I ran a $200M transformation portfolio with $50M in annual investment across those four years. Warehouse management, customs brokerage, last-mile delivery. The engineering organisation spanned four countries and more than 200 engineers at various points.

I am careful about the word "led" because at that scale you are not leading in any hands-on sense. You are setting direction, building the teams, hiring the right senior engineers and managers, creating the conditions for good decisions to happen without you in the room, and then getting out of the way. The people who actually did the work, the principal engineers who designed the service boundaries, the SREs who kept the platform up during migration, the QA leads who rebuilt the test architecture, they did the leading. I held the budget and tried not to make things worse.

What I measure everything else against

I have been in technology for 25 years across consulting, advisory, and operating roles. I have run a $5M P&L. I have done due diligence on billion-pound M&A transactions. None of it taught me as much as those four years at Maersk.

Consulting teaches you to diagnose. Operating teaches you to live with your diagnosis. When you are rebuilding a platform that processes real commerce for real businesses in 130 countries, you cannot hand over a slide deck and leave. You own the outcome. If the migration breaks something at 2am in a warehouse in Jakarta, that is your phone ringing.

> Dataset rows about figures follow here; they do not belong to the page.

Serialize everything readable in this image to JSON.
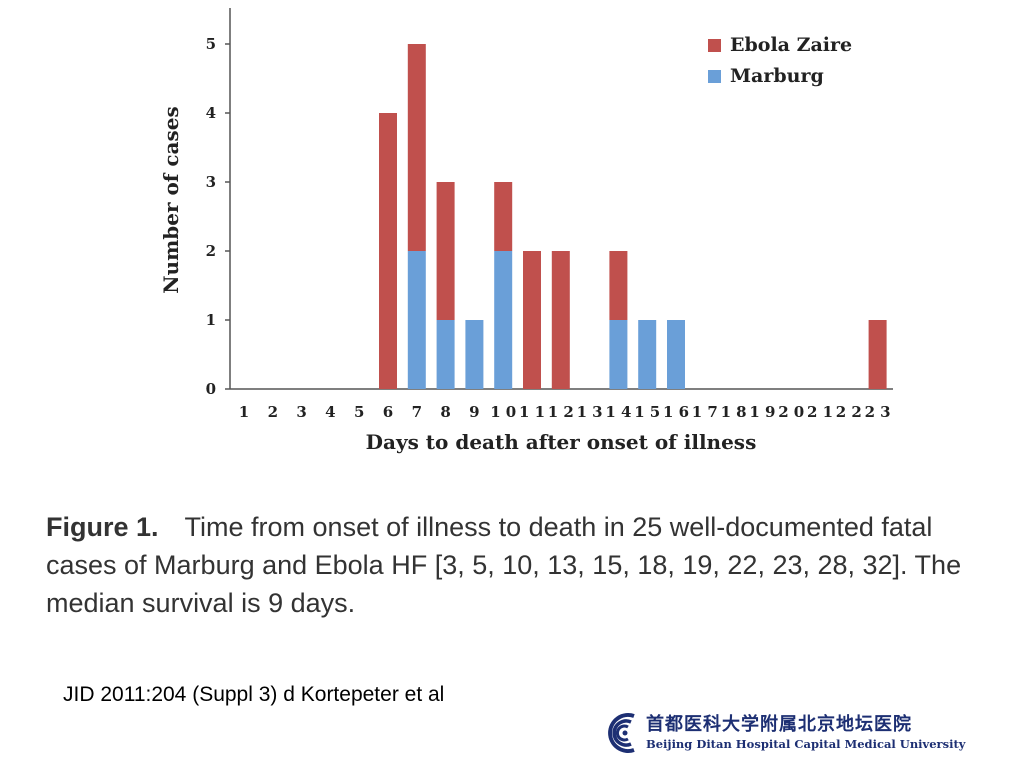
{
  "chart_data": {
    "type": "bar",
    "stacked": true,
    "categories": [
      "1",
      "2",
      "3",
      "4",
      "5",
      "6",
      "7",
      "8",
      "9",
      "10",
      "11",
      "12",
      "13",
      "14",
      "15",
      "16",
      "17",
      "18",
      "19",
      "20",
      "21",
      "22",
      "23"
    ],
    "series": [
      {
        "name": "Marburg",
        "color": "#6a9fd8",
        "values": [
          0,
          0,
          0,
          0,
          0,
          0,
          2,
          1,
          1,
          2,
          0,
          0,
          0,
          1,
          1,
          1,
          0,
          0,
          0,
          0,
          0,
          0,
          0
        ]
      },
      {
        "name": "Ebola Zaire",
        "color": "#c0504d",
        "values": [
          0,
          0,
          0,
          0,
          0,
          4,
          3,
          2,
          0,
          1,
          2,
          2,
          0,
          1,
          0,
          0,
          0,
          0,
          0,
          0,
          0,
          0,
          1
        ]
      }
    ],
    "legend_order": [
      "Ebola Zaire",
      "Marburg"
    ],
    "legend_position": "top-right",
    "xlabel": "Days to death after onset of illness",
    "ylabel": "Number of cases",
    "ylim": [
      0,
      5
    ],
    "yticks": [
      "0",
      "1",
      "2",
      "3",
      "4",
      "5"
    ],
    "grid": false
  },
  "caption": {
    "label": "Figure 1.",
    "text": "Time from onset of illness to death in 25 well-documented fatal cases of Marburg and Ebola HF [3, 5, 10, 13, 15, 18, 19, 22, 23, 28, 32]. The median survival is 9 days."
  },
  "citation": "JID 2011:204 (Suppl 3) d Kortepeter et al",
  "logo": {
    "name_cn": "首都医科大学附属北京地坛医院",
    "name_en": "Beijing Ditan Hospital Capital Medical University",
    "color": "#1d2f73"
  }
}
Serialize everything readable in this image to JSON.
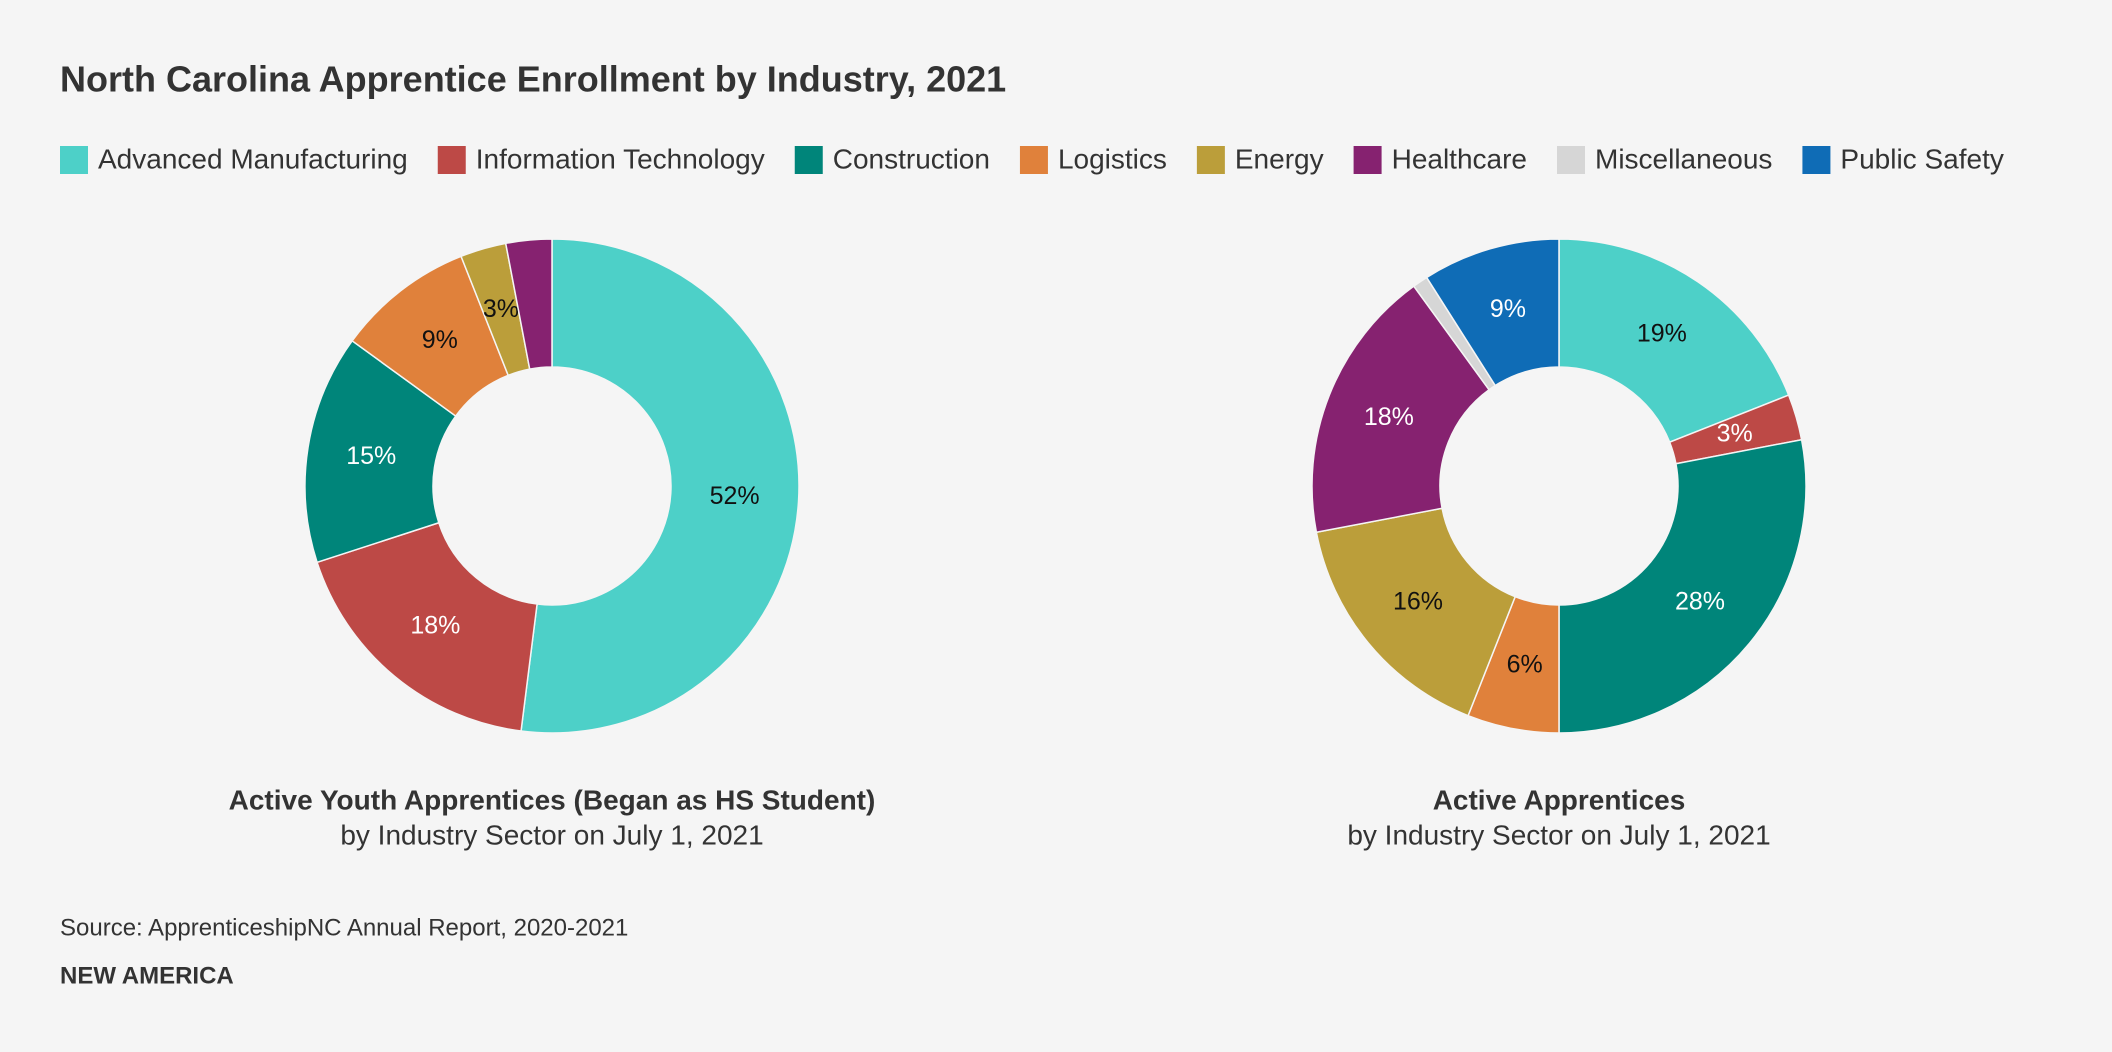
{
  "title": "North Carolina Apprentice Enrollment by Industry, 2021",
  "source": "Source: ApprenticeshipNC Annual Report, 2020-2021",
  "brand": "NEW AMERICA",
  "chart_data": [
    {
      "type": "pie",
      "title": "Active Youth Apprentices (Began as HS Student)",
      "subtitle": "by Industry Sector on July 1, 2021",
      "categories": [
        "Advanced Manufacturing",
        "Information Technology",
        "Construction",
        "Logistics",
        "Energy",
        "Healthcare"
      ],
      "values": [
        52,
        18,
        15,
        9,
        3,
        3
      ],
      "value_labels": [
        "52%",
        "18%",
        "15%",
        "9%",
        "3%",
        null
      ],
      "colors": [
        "#4dd0c8",
        "#bd4946",
        "#00857a",
        "#e0813b",
        "#bb9e3a",
        "#862270"
      ]
    },
    {
      "type": "pie",
      "title": "Active Apprentices",
      "subtitle": "by Industry Sector on July 1, 2021",
      "categories": [
        "Advanced Manufacturing",
        "Information Technology",
        "Construction",
        "Logistics",
        "Energy",
        "Healthcare",
        "Miscellaneous",
        "Public Safety"
      ],
      "values": [
        19,
        3,
        28,
        6,
        16,
        18,
        1,
        9
      ],
      "value_labels": [
        "19%",
        "3%",
        "28%",
        "6%",
        "16%",
        "18%",
        null,
        "9%"
      ],
      "colors": [
        "#4dd0c8",
        "#bd4946",
        "#00857a",
        "#e0813b",
        "#bb9e3a",
        "#862270",
        "#d6d6d6",
        "#0f6cb6"
      ]
    }
  ]
}
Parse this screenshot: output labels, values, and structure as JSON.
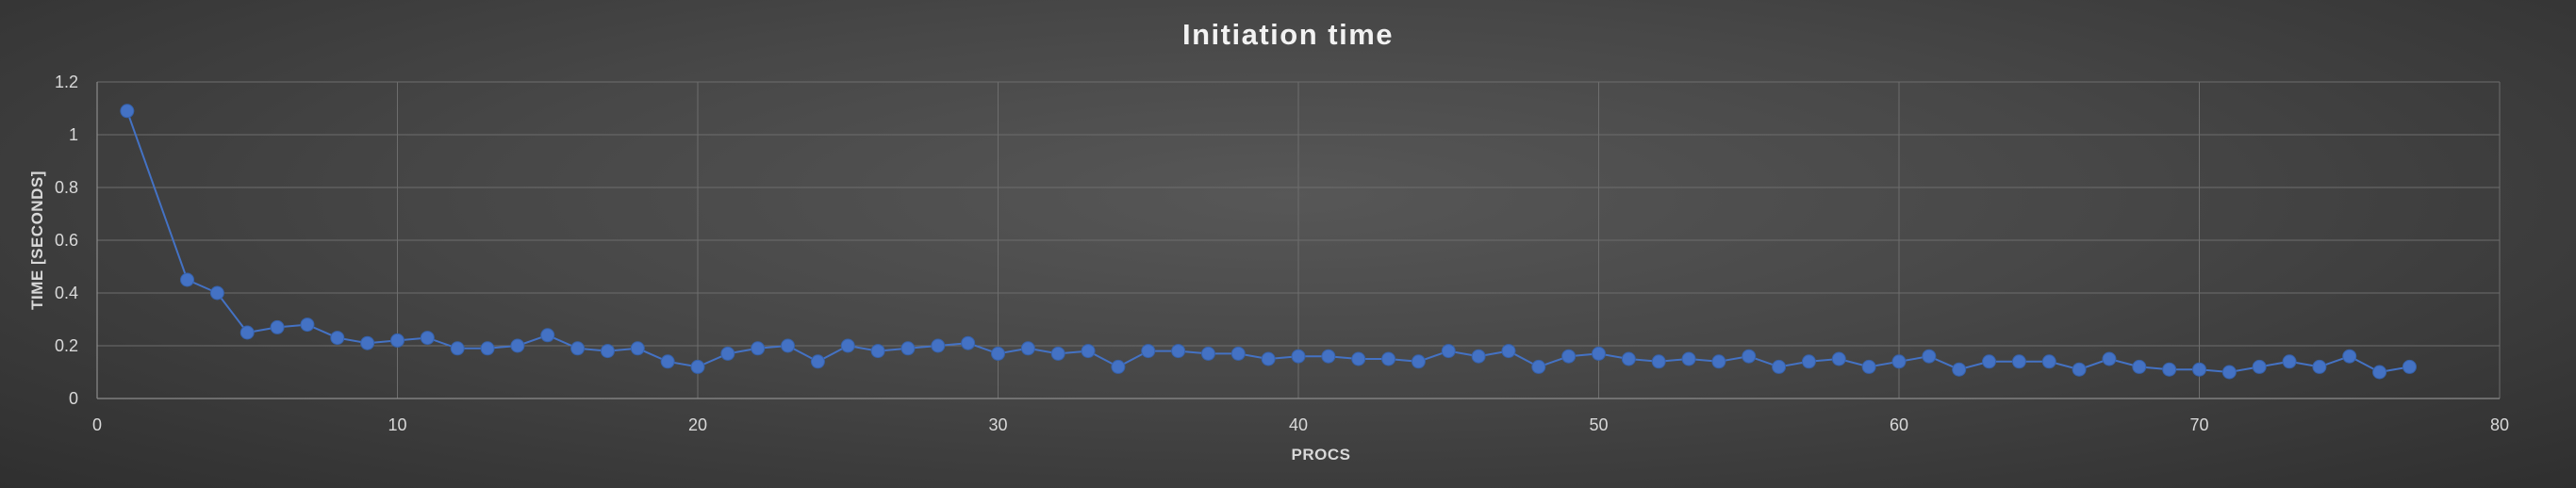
{
  "chart_data": {
    "type": "line",
    "title": "Initiation time",
    "xlabel": "PROCS",
    "ylabel": "TIME [SECONDS]",
    "xlim": [
      0,
      80
    ],
    "ylim": [
      0,
      1.2
    ],
    "x_ticks": [
      "0",
      "10",
      "20",
      "30",
      "40",
      "50",
      "60",
      "70",
      "80"
    ],
    "y_ticks": [
      "0",
      "0.2",
      "0.4",
      "0.6",
      "0.8",
      "1",
      "1.2"
    ],
    "grid": true,
    "legend": "none",
    "color": "#4472c4",
    "series": [
      {
        "x": [
          1,
          3,
          4,
          5,
          6,
          7,
          8,
          9,
          10,
          11,
          12,
          13,
          14,
          15,
          16,
          17,
          18,
          19,
          20,
          21,
          22,
          23,
          24,
          25,
          26,
          27,
          28,
          29,
          30,
          31,
          32,
          33,
          34,
          35,
          36,
          37,
          38,
          39,
          40,
          41,
          42,
          43,
          44,
          45,
          46,
          47,
          48,
          49,
          50,
          51,
          52,
          53,
          54,
          55,
          56,
          57,
          58,
          59,
          60,
          61,
          62,
          63,
          64,
          65,
          66,
          67,
          68,
          69,
          70,
          71,
          72,
          73,
          74,
          75,
          76,
          77
        ],
        "y": [
          1.09,
          0.45,
          0.4,
          0.25,
          0.27,
          0.28,
          0.23,
          0.21,
          0.22,
          0.23,
          0.19,
          0.19,
          0.2,
          0.24,
          0.19,
          0.18,
          0.19,
          0.14,
          0.12,
          0.17,
          0.19,
          0.2,
          0.14,
          0.2,
          0.18,
          0.19,
          0.2,
          0.21,
          0.17,
          0.19,
          0.17,
          0.18,
          0.12,
          0.18,
          0.18,
          0.17,
          0.17,
          0.15,
          0.16,
          0.16,
          0.15,
          0.15,
          0.14,
          0.18,
          0.16,
          0.18,
          0.12,
          0.16,
          0.17,
          0.15,
          0.14,
          0.15,
          0.14,
          0.16,
          0.12,
          0.14,
          0.15,
          0.12,
          0.14,
          0.16,
          0.11,
          0.14,
          0.14,
          0.14,
          0.11,
          0.15,
          0.12,
          0.11,
          0.11,
          0.1,
          0.12,
          0.14,
          0.12,
          0.16,
          0.1,
          0.12
        ]
      }
    ]
  }
}
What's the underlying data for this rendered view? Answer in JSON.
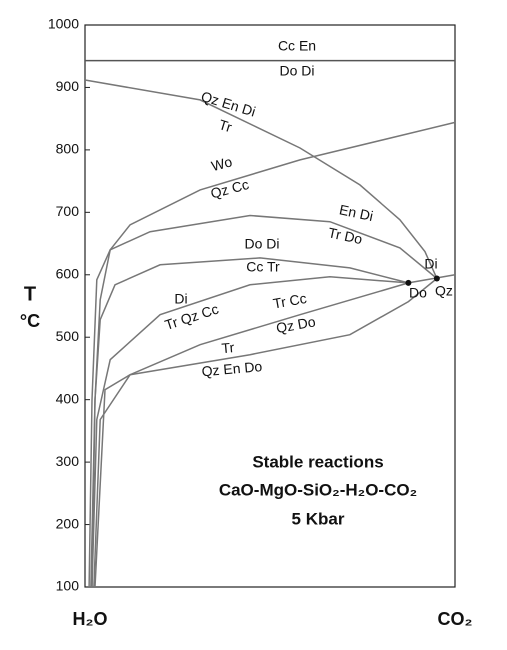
{
  "chart_data": {
    "type": "line",
    "ylabel": "T",
    "yunit": "°C",
    "xlabels": [
      "H₂O",
      "CO₂"
    ],
    "xlim": [
      0,
      1
    ],
    "ylim": [
      100,
      1000
    ],
    "yticks": [
      100,
      200,
      300,
      400,
      500,
      600,
      700,
      800,
      900,
      1000
    ],
    "series": [
      {
        "color": "#555555",
        "x": [
          0,
          1
        ],
        "values": [
          943,
          943
        ]
      },
      {
        "color": "#777777",
        "x": [
          0,
          0.311,
          0.581,
          0.743,
          0.851,
          0.919,
          0.951
        ],
        "values": [
          912,
          880,
          803,
          744,
          688,
          637,
          594
        ]
      },
      {
        "color": "#777777",
        "x": [
          0.019,
          0.027,
          0.041,
          0.068,
          0.122,
          0.311,
          0.581,
          1
        ],
        "values": [
          100,
          400,
          560,
          640,
          680,
          736,
          784,
          844
        ]
      },
      {
        "color": "#777777",
        "x": [
          0.011,
          0.019,
          0.032,
          0.068,
          0.176,
          0.446,
          0.662,
          0.851,
          0.951
        ],
        "values": [
          100,
          400,
          592,
          640,
          669,
          695,
          685,
          643,
          594
        ]
      },
      {
        "color": "#777777",
        "x": [
          0.016,
          0.027,
          0.041,
          0.081,
          0.203,
          0.473,
          0.716,
          0.874
        ],
        "values": [
          100,
          400,
          528,
          584,
          616,
          627,
          611,
          587
        ]
      },
      {
        "color": "#777777",
        "x": [
          0.019,
          0.032,
          0.068,
          0.203,
          0.446,
          0.662,
          0.874
        ],
        "values": [
          100,
          368,
          464,
          536,
          584,
          597,
          587
        ]
      },
      {
        "color": "#777777",
        "x": [
          0.024,
          0.041,
          0.122,
          0.311,
          0.581,
          0.874,
          1
        ],
        "values": [
          100,
          368,
          440,
          488,
          536,
          587,
          600
        ]
      },
      {
        "color": "#777777",
        "x": [
          0.027,
          0.054,
          0.122,
          0.446,
          0.716,
          0.874,
          0.951
        ],
        "values": [
          100,
          416,
          440,
          472,
          504,
          557,
          594
        ]
      }
    ],
    "invariant_points": {
      "color": "#111111",
      "x": [
        0.874,
        0.951
      ],
      "values": [
        587,
        594
      ]
    },
    "annotations": [
      "Cc En",
      "Do Di",
      "Qz En Di",
      "Tr",
      "Wo",
      "Qz Cc",
      "En Di",
      "Tr Do",
      "Do Di",
      "Cc Tr",
      "Di",
      "Tr Qz Cc",
      "Tr Cc",
      "Qz Do",
      "Tr",
      "Qz En Do",
      "Di",
      "Do",
      "Qz"
    ],
    "text_block": [
      "Stable reactions",
      "CaO-MgO-SiO₂-H₂O-CO₂",
      "5 Kbar"
    ]
  }
}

The thing I took away from Maersk is that the most valuable technology work is usually the least interesting to talk about. Nobody writes conference abstracts about fixing build pipelines. Nobody gets on stage to describe a dual-write migration path that lasted six weeks. But those are the things that actually mattered: the engineers could ship with confidence, the business teams could access their own data, and the customers never noticed a thing because the lights stayed on the entire time.

That last part matters most. If you did it right, nobody outside engineering ever knew it was happening. The 130 countries kept running. The freight kept moving. Underneath, everything changed.